Canada’s disabled self-help groups have recently developed their own exciting form of consumer controlled Independent Living (Resource) Centres. Each Independent Living Centre is dedicated to promoting the overall concept of consumer direction and control over personal and community resources that affect a disabled person’s daily living. Information and referral services, peer support and independent living skills, individual advocacy, research resource co-ordination, and direct services are essential components of any accredited Canadian Independent Living Centre. Each Independent Living Centre’s structure and program planning system should be designed to enable consumers to manage and control the major functions and directions of their Centre.
Simply stated, the principle of “consumer control” and direction means that the consumer must have a direct say over the type, quality, and nature of the systems and services by which resources are provided. Traditional rehabilitation approaches have often expected the consumer to be a passive recipient of scheduled services. In contrast, an independent living advocate would argue that all people have the right to exercise maximum control, responsibility and risk over their own lives. The independent living philosophy argues that it is ultimately more beneficial for purposes of human development if each consumer has direct control over who provides what type of service where, when, and how. These elements all reduce dependence and maximize independent living and community participation.
When we carefully analyze the meaning and application of consumer control, it soon becomes evident that this independent living principle can be applied to any number of sharable community resources, or human delivery systems, which are intended to enable a disabled person to fully participate in our society.
Canadian Independent Living (Resource) Centres have been mandated by the disabled consumer movement to demonstrate this principle of consumer control. Each ILC must serve as a beacon, setting forth clear examples of consumer control in its own operations, in its delivery of independent living services, as well as in their monitoring of other service agencies, that claim to be providing independent living services.
A true Independent Living Centre will ensure that each aspect of the organization and its programs involve meaningful “consumer control.” At a practical level, consumer control is expressed on some of the following ways:
- Embodied in the ILC’s Mission Statement: A central proclamation of a consumer controlled structure signals to all levels of society those principles which constitute the underlying operating process of the organization and ultimate goals of the program.

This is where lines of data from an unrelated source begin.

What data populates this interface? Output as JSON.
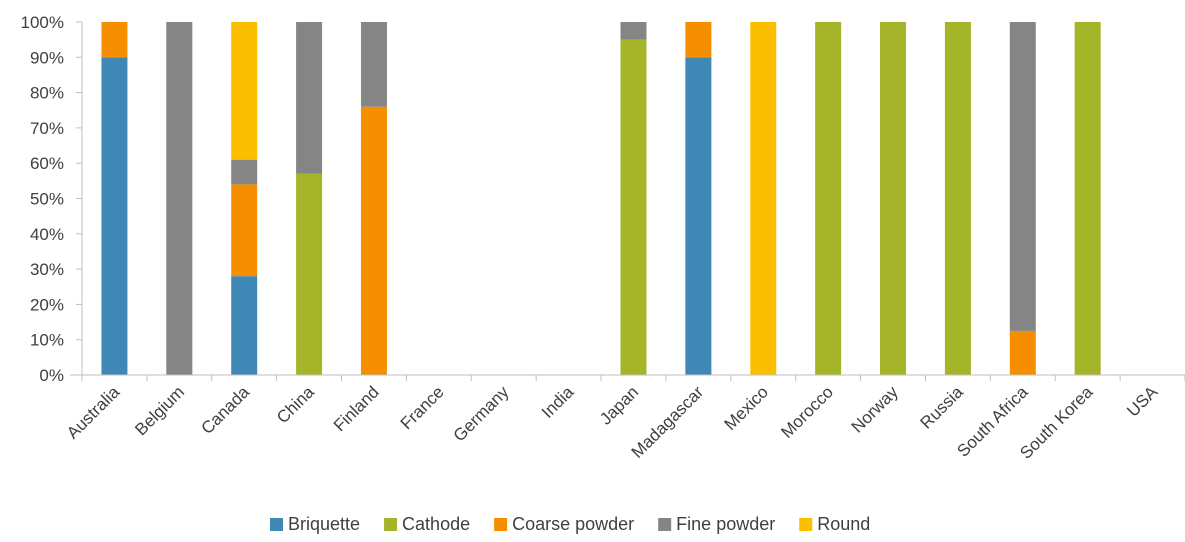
{
  "chart_data": {
    "type": "bar",
    "stacked": true,
    "percent_stacked": true,
    "title": "",
    "xlabel": "",
    "ylabel": "",
    "ylim": [
      0,
      100
    ],
    "yticks": [
      "0%",
      "10%",
      "20%",
      "30%",
      "40%",
      "50%",
      "60%",
      "70%",
      "80%",
      "90%",
      "100%"
    ],
    "grid": false,
    "legend_position": "bottom",
    "categories": [
      "Australia",
      "Belgium",
      "Canada",
      "China",
      "Finland",
      "France",
      "Germany",
      "India",
      "Japan",
      "Madagascar",
      "Mexico",
      "Morocco",
      "Norway",
      "Russia",
      "South Africa",
      "South Korea",
      "USA"
    ],
    "series": [
      {
        "name": "Briquette",
        "color": "#3f88b5",
        "values": [
          90,
          0,
          28,
          0,
          0,
          0,
          0,
          0,
          0,
          90,
          0,
          0,
          0,
          0,
          0,
          0,
          0
        ]
      },
      {
        "name": "Cathode",
        "color": "#a5b52a",
        "values": [
          0,
          0,
          0,
          57,
          0,
          0,
          0,
          0,
          95,
          0,
          0,
          100,
          100,
          100,
          0,
          100,
          0
        ]
      },
      {
        "name": "Coarse powder",
        "color": "#f58f00",
        "values": [
          10,
          0,
          26,
          0,
          76,
          0,
          0,
          0,
          0,
          10,
          0,
          0,
          0,
          0,
          12.5,
          0,
          0
        ]
      },
      {
        "name": "Fine powder",
        "color": "#858585",
        "values": [
          0,
          100,
          7,
          43,
          24,
          0,
          0,
          0,
          5,
          0,
          0,
          0,
          0,
          0,
          87.5,
          0,
          0
        ]
      },
      {
        "name": "Round",
        "color": "#fcbf00",
        "values": [
          0,
          0,
          39,
          0,
          0,
          0,
          0,
          0,
          0,
          0,
          100,
          0,
          0,
          0,
          0,
          0,
          0
        ]
      }
    ]
  }
}
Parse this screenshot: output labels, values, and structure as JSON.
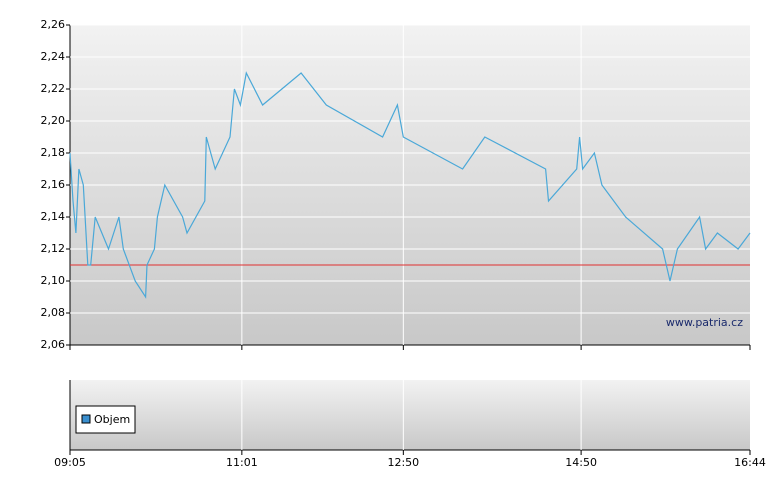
{
  "chart_data": {
    "type": "line",
    "x": [
      "09:05",
      "09:07",
      "09:09",
      "09:11",
      "09:14",
      "09:17",
      "09:19",
      "09:22",
      "09:31",
      "09:38",
      "09:41",
      "09:49",
      "09:56",
      "09:57",
      "10:02",
      "10:04",
      "10:09",
      "10:21",
      "10:24",
      "10:36",
      "10:37",
      "10:43",
      "10:53",
      "10:56",
      "11:00",
      "11:04",
      "11:15",
      "11:41",
      "11:58",
      "12:36",
      "12:46",
      "12:50",
      "13:30",
      "13:45",
      "14:26",
      "14:28",
      "14:47",
      "14:49",
      "14:51",
      "14:59",
      "15:04",
      "15:20",
      "15:45",
      "15:50",
      "15:55",
      "16:10",
      "16:14",
      "16:22",
      "16:36",
      "16:44"
    ],
    "series": [
      {
        "color": "#4aa8d8",
        "values": [
          2.18,
          2.15,
          2.13,
          2.17,
          2.16,
          2.11,
          2.11,
          2.14,
          2.12,
          2.14,
          2.12,
          2.1,
          2.09,
          2.11,
          2.12,
          2.14,
          2.16,
          2.14,
          2.13,
          2.15,
          2.19,
          2.17,
          2.19,
          2.22,
          2.21,
          2.23,
          2.21,
          2.23,
          2.21,
          2.19,
          2.21,
          2.19,
          2.17,
          2.19,
          2.17,
          2.15,
          2.17,
          2.19,
          2.17,
          2.18,
          2.16,
          2.14,
          2.12,
          2.1,
          2.12,
          2.14,
          2.12,
          2.13,
          2.12,
          2.13
        ]
      }
    ],
    "reference_line": {
      "value": 2.11,
      "color": "#e03030"
    },
    "xlim": [
      "09:05",
      "16:44"
    ],
    "xticks": [
      "09:05",
      "11:01",
      "12:50",
      "14:50",
      "16:44"
    ],
    "ylim": [
      2.06,
      2.26
    ],
    "yticks": [
      {
        "value": 2.06,
        "label": "2,06"
      },
      {
        "value": 2.08,
        "label": "2,08"
      },
      {
        "value": 2.1,
        "label": "2,10"
      },
      {
        "value": 2.12,
        "label": "2,12"
      },
      {
        "value": 2.14,
        "label": "2,14"
      },
      {
        "value": 2.16,
        "label": "2,16"
      },
      {
        "value": 2.18,
        "label": "2,18"
      },
      {
        "value": 2.2,
        "label": "2,20"
      },
      {
        "value": 2.22,
        "label": "2,22"
      },
      {
        "value": 2.24,
        "label": "2,24"
      },
      {
        "value": 2.26,
        "label": "2,26"
      }
    ],
    "grid": true,
    "watermark": "www.patria.cz",
    "volume_legend": {
      "name": "Objem",
      "color": "#3a8fcf"
    }
  }
}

- Majority of Elected Board Consumers: As the central decision-making authority, the majority of the Board must be consumers. In some ILCs, 51% of the Board positions are first elected from consumer candidates running for office. Then a second ballot is held for remaining positions open to all candidates not elected on the first ballot.
- Staff with Consumer Experience: While hiring staff members with disabilities does not constitute the political meaning of consumer control, it is fair to say that Independent Living Centres having a staff with a variety of disabilities could better relate to most consumers, and also demonstrates an additional component of consumer input.
- Program Planning and Evaluation: The actual delivery of independent living information, peer support, IL skills, advocacy and service development requires ongoing input from members and prospective consumers. Initial planning of independent living services and service evaluation by users also foster greater consumer control. Specific advisory committees for each distinctive program can be helpful to reflect both a variety of consumers and other community expertise. New ILC programs, if they truly represent an unmet need, will most often come from consumers who have identified a specific need in their daily lives.
- Promoting Self-Agency Management Skills: An Independent Living Centre’s advocacy support staff must always enable consumers to develop their own self-help advocacy and resource management skills, rather than advocate for the consumer, unless specifically requested. Advocacy skills learning sessions, as well as individual back-up support from independent advocacy staff on how to solve landlord, income security and other human rights issues, etc. can greatly assist a disabled consumer learn to take control of their own negotiation/ decision-making opportunities.
- Open Door Drop-in Office: Each Independent Living Centre should provide disabled consumers with a sense that it’s their place: to always feel welcome, to visit or browse in the Independent Living Library, discover and share information and offer new suggestions to committees or staff. Consumers sensing their own feelings of ownership are very crucial to the Independent Living Centre’s true purpose and potential for achieving success.
The acid test of consumer control is probably best measured by judging what influence consumers have over the way programs are developed and the methods of delivery. Independent Living Centres will undoubtedly survive the test of time, if and only if, they continually enhance opportunities for control must permeate the entire structure of and Independent Centre. It should build leadership and personal skills in the consumer. Implementing this principle clearly strengthens the Independent Living Centre’s base and capacity to service many more new consumers especially those who are still searching for their own personal lifestyles and goals of Independent Living.